Александр Павлов: Я решил эту тему не продолжать и не спорить, но если уж речь зашла, я объясню про процент закупочный. Дело в том, что дефицит молока на молокозаводах огромен. Даже с учетом пальмового масла – пальма лучше доится, чем корова. Поэтому цены молокозаводов с учетом того, что этот молокозавод приезжает и все забирает, в среднем только на 50 копеек или на рубль ниже, чем можно продать с багажника, приехав в микрорайон. При этом в микрорайон надо приехать и продавать, а молоковоз приедет и заберет. Но у нормальных молокозаводов, которые делают нормальное молоко, любое попадание антибиотика портит всю цистерну. Соответственно, если они заливают в цистерну всего лишь одну флягу молока с коровьим антибиотиком, то им придется выливать всю цистерну. Поэтому за этим у нас, на самом деле, нормальные производители достаточно жестко следят. Ненормальные производители, которые кем-то крышуются, конечно, могут на это глаза закрывать и бодяжить с пальмовым маслом, с чем угодно. Но нормальные производители вынуждены следить за качеством молока. А обеспечить именно нормальное качество молока в условиях приусадебного участка очень тяжело. Это надо нормально платить ветеринару, это нужны нормальные корма, это нужно нормальное лечение без антибиотиков, которые привыкли с советского времени дешевые применять для лечения всяких болезней, в первую очередь, воспаления вымени. Поэтому с молоком действительно для больших городов очень серьезная проблема. Для мелких городов, где за коровой могут следить, действительно остались такие истории, что кто-то держит корову или две у себя во дворе, то, может быть, там молоко и нормальное. Но дело в том, что людей, которых держат сейчас скот в деревнях, осталось очень мало. Потому что скот по одной корове, по две козы держать невыгодно. Раньше держали за счет того, что воровали корма из колхоза. Сейчас воровать нечего, а чтобы корма заготовить, надо очень сильно постараться. Поэтому с коровами это история та еще, на самом деле. Все не так просто.
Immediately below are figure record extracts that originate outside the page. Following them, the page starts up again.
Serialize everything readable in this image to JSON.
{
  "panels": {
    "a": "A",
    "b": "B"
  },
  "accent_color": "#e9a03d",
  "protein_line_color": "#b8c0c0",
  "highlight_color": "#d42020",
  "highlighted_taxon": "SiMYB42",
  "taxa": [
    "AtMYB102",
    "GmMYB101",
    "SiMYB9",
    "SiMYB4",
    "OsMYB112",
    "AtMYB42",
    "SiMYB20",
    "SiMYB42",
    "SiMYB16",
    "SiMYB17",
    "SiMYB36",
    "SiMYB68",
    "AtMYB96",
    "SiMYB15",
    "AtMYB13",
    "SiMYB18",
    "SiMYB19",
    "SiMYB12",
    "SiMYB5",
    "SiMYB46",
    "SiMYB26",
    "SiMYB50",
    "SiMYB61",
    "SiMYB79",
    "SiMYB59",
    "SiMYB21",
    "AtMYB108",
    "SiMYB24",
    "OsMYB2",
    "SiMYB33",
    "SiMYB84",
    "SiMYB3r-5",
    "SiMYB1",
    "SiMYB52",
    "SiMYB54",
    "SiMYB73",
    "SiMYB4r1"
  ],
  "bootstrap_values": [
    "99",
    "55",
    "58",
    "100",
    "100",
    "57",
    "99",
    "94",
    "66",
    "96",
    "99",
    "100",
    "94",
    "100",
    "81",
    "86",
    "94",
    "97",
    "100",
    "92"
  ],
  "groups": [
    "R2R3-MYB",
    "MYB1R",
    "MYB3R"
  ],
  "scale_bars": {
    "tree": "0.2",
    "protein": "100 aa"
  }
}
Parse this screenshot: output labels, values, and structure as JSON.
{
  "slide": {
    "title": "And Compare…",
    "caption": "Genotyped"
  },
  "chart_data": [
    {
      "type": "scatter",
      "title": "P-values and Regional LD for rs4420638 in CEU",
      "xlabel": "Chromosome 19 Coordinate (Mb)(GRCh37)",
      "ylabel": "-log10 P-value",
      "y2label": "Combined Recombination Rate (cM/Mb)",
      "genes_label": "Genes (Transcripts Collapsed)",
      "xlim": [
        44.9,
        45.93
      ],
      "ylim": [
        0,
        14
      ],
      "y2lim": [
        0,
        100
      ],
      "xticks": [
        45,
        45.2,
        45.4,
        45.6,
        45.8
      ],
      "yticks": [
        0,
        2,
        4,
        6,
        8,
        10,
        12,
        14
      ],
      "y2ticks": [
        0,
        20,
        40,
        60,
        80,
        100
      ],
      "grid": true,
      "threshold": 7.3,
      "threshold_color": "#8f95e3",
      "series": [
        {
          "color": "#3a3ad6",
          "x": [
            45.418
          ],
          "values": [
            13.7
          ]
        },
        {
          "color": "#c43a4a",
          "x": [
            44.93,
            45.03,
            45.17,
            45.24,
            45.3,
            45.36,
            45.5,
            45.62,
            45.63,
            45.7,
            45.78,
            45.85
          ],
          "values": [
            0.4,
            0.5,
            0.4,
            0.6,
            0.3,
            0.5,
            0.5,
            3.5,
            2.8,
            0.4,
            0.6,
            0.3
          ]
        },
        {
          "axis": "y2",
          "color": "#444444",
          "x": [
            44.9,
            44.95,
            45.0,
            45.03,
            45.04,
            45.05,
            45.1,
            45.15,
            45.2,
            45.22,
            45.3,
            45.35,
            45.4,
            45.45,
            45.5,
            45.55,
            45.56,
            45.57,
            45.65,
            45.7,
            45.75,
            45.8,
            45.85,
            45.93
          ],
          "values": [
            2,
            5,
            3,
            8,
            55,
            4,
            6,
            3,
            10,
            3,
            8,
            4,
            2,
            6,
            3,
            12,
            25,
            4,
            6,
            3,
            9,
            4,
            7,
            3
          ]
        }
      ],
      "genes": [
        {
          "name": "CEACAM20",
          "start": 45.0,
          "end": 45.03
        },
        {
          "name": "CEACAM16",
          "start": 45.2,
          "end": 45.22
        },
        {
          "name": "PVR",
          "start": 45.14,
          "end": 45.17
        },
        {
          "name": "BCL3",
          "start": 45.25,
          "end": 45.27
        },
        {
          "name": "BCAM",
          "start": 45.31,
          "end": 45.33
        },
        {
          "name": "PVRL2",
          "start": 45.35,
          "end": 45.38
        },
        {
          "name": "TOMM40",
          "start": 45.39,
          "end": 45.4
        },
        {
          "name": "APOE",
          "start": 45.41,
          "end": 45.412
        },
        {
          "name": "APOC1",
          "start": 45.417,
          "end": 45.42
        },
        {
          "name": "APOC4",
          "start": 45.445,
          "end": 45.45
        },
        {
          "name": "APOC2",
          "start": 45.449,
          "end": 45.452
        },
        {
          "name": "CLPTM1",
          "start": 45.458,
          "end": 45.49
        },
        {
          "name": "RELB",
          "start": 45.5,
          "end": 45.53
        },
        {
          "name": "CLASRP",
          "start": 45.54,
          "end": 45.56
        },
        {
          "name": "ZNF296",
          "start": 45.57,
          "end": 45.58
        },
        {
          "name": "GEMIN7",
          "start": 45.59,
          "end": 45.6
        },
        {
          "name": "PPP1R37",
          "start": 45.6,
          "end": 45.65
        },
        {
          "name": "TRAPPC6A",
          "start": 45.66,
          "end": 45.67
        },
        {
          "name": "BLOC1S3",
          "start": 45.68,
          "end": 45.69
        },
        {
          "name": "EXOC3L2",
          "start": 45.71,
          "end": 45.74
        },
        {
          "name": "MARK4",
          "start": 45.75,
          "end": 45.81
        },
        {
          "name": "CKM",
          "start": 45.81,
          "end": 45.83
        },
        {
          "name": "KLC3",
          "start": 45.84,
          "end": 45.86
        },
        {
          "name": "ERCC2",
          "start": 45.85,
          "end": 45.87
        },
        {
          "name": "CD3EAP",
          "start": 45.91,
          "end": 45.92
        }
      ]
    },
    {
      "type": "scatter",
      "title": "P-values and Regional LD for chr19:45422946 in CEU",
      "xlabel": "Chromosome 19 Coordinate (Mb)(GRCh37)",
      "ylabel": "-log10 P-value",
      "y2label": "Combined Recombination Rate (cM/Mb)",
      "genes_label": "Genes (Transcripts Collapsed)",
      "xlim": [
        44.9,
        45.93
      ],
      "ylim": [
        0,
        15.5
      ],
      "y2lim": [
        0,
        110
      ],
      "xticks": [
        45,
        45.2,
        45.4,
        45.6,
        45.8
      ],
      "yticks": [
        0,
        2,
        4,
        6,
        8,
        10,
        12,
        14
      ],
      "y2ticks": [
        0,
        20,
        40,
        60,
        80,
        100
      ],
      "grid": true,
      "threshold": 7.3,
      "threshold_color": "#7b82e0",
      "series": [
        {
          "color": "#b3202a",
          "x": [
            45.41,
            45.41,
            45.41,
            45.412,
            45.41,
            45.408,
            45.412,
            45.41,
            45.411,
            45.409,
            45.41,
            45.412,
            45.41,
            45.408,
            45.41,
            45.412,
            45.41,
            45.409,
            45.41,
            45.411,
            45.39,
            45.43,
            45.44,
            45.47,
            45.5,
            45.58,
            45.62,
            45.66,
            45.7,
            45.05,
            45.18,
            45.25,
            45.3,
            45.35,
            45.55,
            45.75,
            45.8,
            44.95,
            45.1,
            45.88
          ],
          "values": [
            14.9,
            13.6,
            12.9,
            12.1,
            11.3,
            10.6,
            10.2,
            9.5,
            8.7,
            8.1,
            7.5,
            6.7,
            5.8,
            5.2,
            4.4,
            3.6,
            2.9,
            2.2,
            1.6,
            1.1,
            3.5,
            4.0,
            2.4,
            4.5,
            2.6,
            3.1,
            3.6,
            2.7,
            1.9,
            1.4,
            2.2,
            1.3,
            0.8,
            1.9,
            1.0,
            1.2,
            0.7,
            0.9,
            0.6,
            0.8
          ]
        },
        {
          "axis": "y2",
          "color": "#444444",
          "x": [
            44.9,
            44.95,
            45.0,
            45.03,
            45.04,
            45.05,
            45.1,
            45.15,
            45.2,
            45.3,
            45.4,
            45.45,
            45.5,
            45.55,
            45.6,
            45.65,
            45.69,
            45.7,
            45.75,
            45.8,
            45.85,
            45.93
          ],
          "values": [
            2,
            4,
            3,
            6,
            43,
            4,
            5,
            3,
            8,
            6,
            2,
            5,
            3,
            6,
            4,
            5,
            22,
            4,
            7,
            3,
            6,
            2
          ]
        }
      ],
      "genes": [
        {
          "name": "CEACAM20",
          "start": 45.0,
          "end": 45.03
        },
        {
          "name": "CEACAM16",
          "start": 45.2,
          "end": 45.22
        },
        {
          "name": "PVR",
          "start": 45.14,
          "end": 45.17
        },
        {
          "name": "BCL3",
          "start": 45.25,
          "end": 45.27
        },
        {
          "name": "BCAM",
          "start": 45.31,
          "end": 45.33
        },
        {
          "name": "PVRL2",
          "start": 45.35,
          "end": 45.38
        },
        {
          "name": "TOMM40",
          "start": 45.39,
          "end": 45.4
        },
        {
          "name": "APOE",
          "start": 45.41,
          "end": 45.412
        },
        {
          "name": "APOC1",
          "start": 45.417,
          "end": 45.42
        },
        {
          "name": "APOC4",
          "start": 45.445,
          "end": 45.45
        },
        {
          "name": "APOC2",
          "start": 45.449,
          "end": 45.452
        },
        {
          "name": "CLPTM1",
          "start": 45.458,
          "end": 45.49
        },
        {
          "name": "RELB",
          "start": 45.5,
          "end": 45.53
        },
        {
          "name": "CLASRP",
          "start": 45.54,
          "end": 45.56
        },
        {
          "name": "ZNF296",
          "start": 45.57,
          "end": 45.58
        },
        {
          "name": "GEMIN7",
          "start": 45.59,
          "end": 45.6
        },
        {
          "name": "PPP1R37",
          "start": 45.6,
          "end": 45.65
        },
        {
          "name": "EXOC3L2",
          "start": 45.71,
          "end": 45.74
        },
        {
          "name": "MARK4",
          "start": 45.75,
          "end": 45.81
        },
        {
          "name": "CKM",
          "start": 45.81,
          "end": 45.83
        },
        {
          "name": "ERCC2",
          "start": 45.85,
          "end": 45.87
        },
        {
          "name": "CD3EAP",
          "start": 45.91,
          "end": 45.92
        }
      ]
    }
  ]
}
Борис Грозовский: Я уже в предыдущей реплике пытался выразить, насколько мне симпатичен образ жизни этих людей, образ их мыслей и тот способ исследований, которым они пытаются понимать социально-экономическую реальность. То, что вы делаете, очень похоже на концерт, по крайней мере, удовольствие такое же. Давайте поблагодарим.